"Mother, I'll take down Ailie, an' see what's wantin'," suggested Horatio, sitting up. He had been wandering for hours through the streets, poor boy, vainly seeking for employment, while barely recovered from a severe attack of low fever, and subsisting on a mere scrap of bread. Esther shook her head.
"Ye've been on the tramp all day, and you're fit for nothin' but sleep. I'll go with Ailie myself."
"You've been nigh as long on the tramp yourself, mother."
"A boy's little use in a sick-room," said Esther. "Get to bed, Lettie and Roger—an' you too, Hor. I'll be back when I can."
Taking the child's hand in her own, she left the room again, and Ailie went submissively, though trembling. Down one flight of stairs after another they made their way, Esther walking more steadily now, perhaps strengthened by her little taste of supper. Perhaps the very act of caring for others imparted vigour to herself.

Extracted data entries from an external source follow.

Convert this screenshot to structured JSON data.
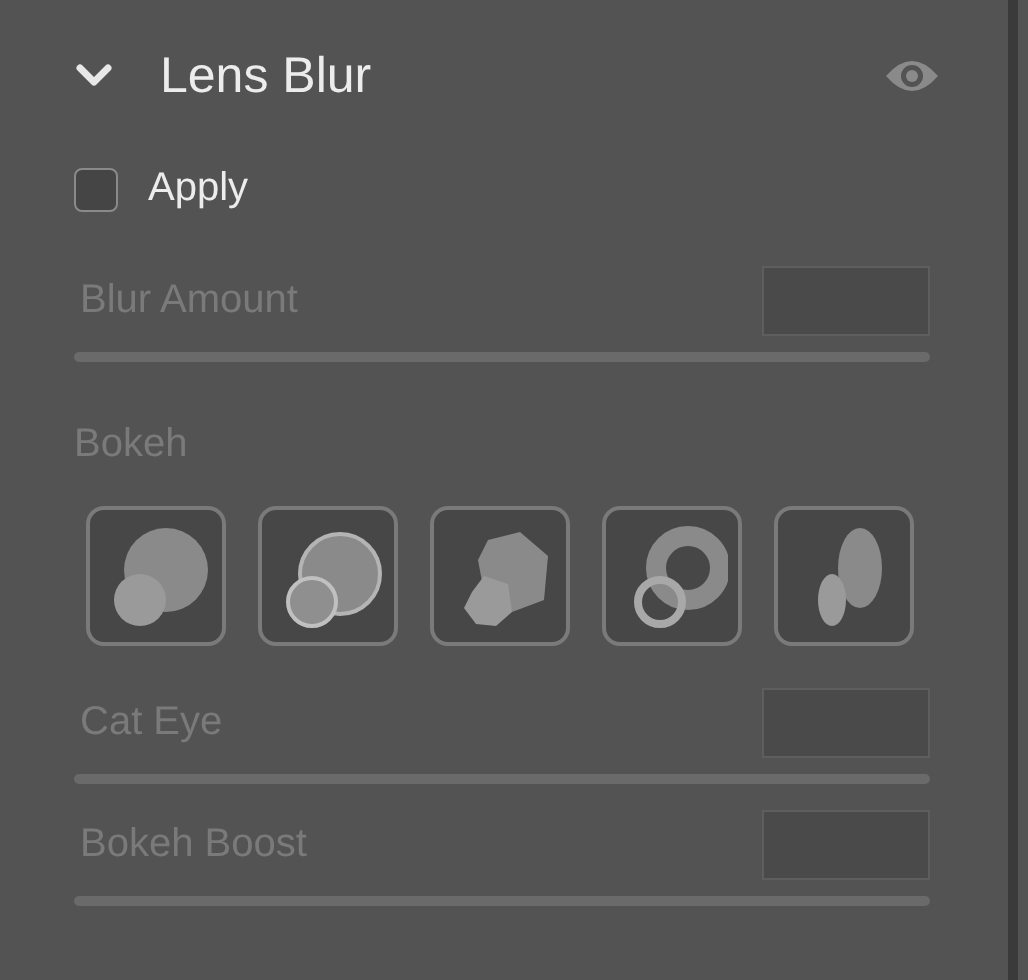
{
  "panel": {
    "title": "Lens Blur",
    "expanded": true
  },
  "apply": {
    "label": "Apply",
    "checked": false
  },
  "sliders_top": [
    {
      "label": "Blur Amount",
      "disabled": true
    }
  ],
  "bokeh": {
    "label": "Bokeh",
    "disabled": true,
    "shapes": [
      {
        "kind": "circle",
        "selected": false
      },
      {
        "kind": "bubble",
        "selected": false
      },
      {
        "kind": "blade",
        "selected": false
      },
      {
        "kind": "ring",
        "selected": false
      },
      {
        "kind": "cateye",
        "selected": false
      }
    ]
  },
  "sliders_bottom": [
    {
      "label": "Cat Eye",
      "disabled": true
    },
    {
      "label": "Bokeh Boost",
      "disabled": true
    }
  ]
}
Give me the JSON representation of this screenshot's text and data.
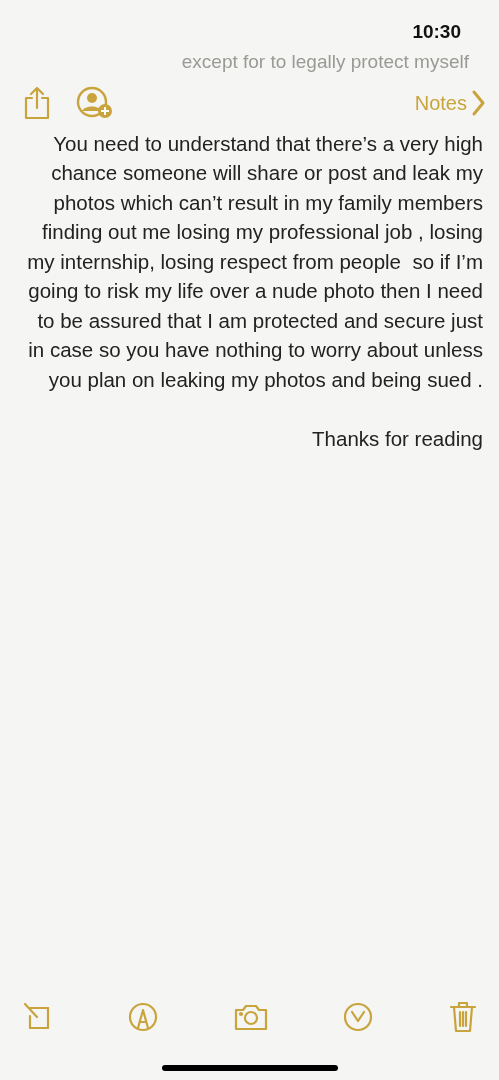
{
  "status_bar": {
    "time": "10:30"
  },
  "scrolled_line": "except for to legally protect myself",
  "nav": {
    "back_label": "Notes"
  },
  "note": {
    "paragraphs": [
      "You need to understand that there’s a very high chance someone will share or post and leak my photos which can’t result in my family members finding out me losing my professional job , losing my internship, losing respect from people  so if I’m going to risk my life over a nude photo then I need to be assured that I am protected and secure just in case so you have nothing to worry about unless you plan on leaking my photos and being sued .",
      "Thanks for reading"
    ]
  }
}
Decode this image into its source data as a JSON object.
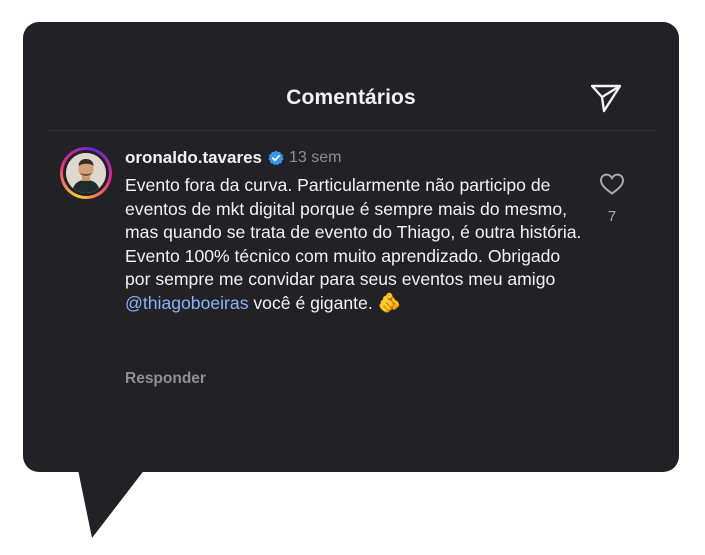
{
  "header": {
    "title": "Comentários",
    "send_icon": "paper-plane-icon"
  },
  "comment": {
    "avatar_icon": "profile-photo",
    "username": "oronaldo.tavares",
    "verified_icon": "verified-badge-icon",
    "time": "13 sem",
    "text_before": "Evento fora da curva. Particularmente não participo de eventos de mkt digital porque é sempre mais do mesmo, mas quando se trata de evento do Thiago, é outra história. Evento 100% técnico com muito aprendizado. Obrigado por sempre me convidar para seus eventos meu amigo ",
    "mention": "@thiagoboeiras",
    "text_after": " você é gigante. ",
    "emoji": "🫵",
    "reply_label": "Responder",
    "like_icon": "heart-outline-icon",
    "like_count": "7"
  },
  "colors": {
    "card_background": "#222226",
    "primary_text": "#f2f2f2",
    "secondary_text": "#8e8e93",
    "mention": "#8ab4f8",
    "verified": "#3897f0"
  }
}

Not that it was done with the highest motives. Not that Esther had any thought of "serving the Lord." No such Heavenly light shone in upon the Forsyth's dreary home as would have come from trust in a Heavenly Father's watchful love. If the good seed had ever been sown in Esther's heart, the pressing cares of poverty had long ago stifled its growth, and smothered out the germ of life. She and her husband had struggled long in past years to retain a respectable appearance, but of late a cloud seemed to have settled down upon them all.
John was not an unsteady man in the main, but sometimes, in the mere longing to escape from idleness, and its attendant train of miseries, he fled to the public-house, and, once there, what wonder if he stayed too long, and took too much? The crowded room which formed his home could indeed offer small attractions.
Esther bore it all silently—bore it as she bore everything else, with a kind of dogged patience. Down in her heart the canker-worm of hopelessness was sapping the springs of energy. But for her children, she could have lain down without a wish ever to rise again. For love of them she strove on, sought work, denied herself, and lived a life of silent endurance. But it was so long now since all regular work had failed, that the old struggle for at least the appearance of respectability was dying out. They were growing used to rags and tatters, and scanty clothing—worse still, even to want of cleanliness. What was the use of striving? When failing for lack of food, and sinking with the long day's search for the means of livelihood, Esther was in no state for "cleaning up," she would have said.
And yet the woman's heart of sympathy beat still beneath that soiled cotton gown. She could not see Ailie Carter in distress, and not do the little in her power to help.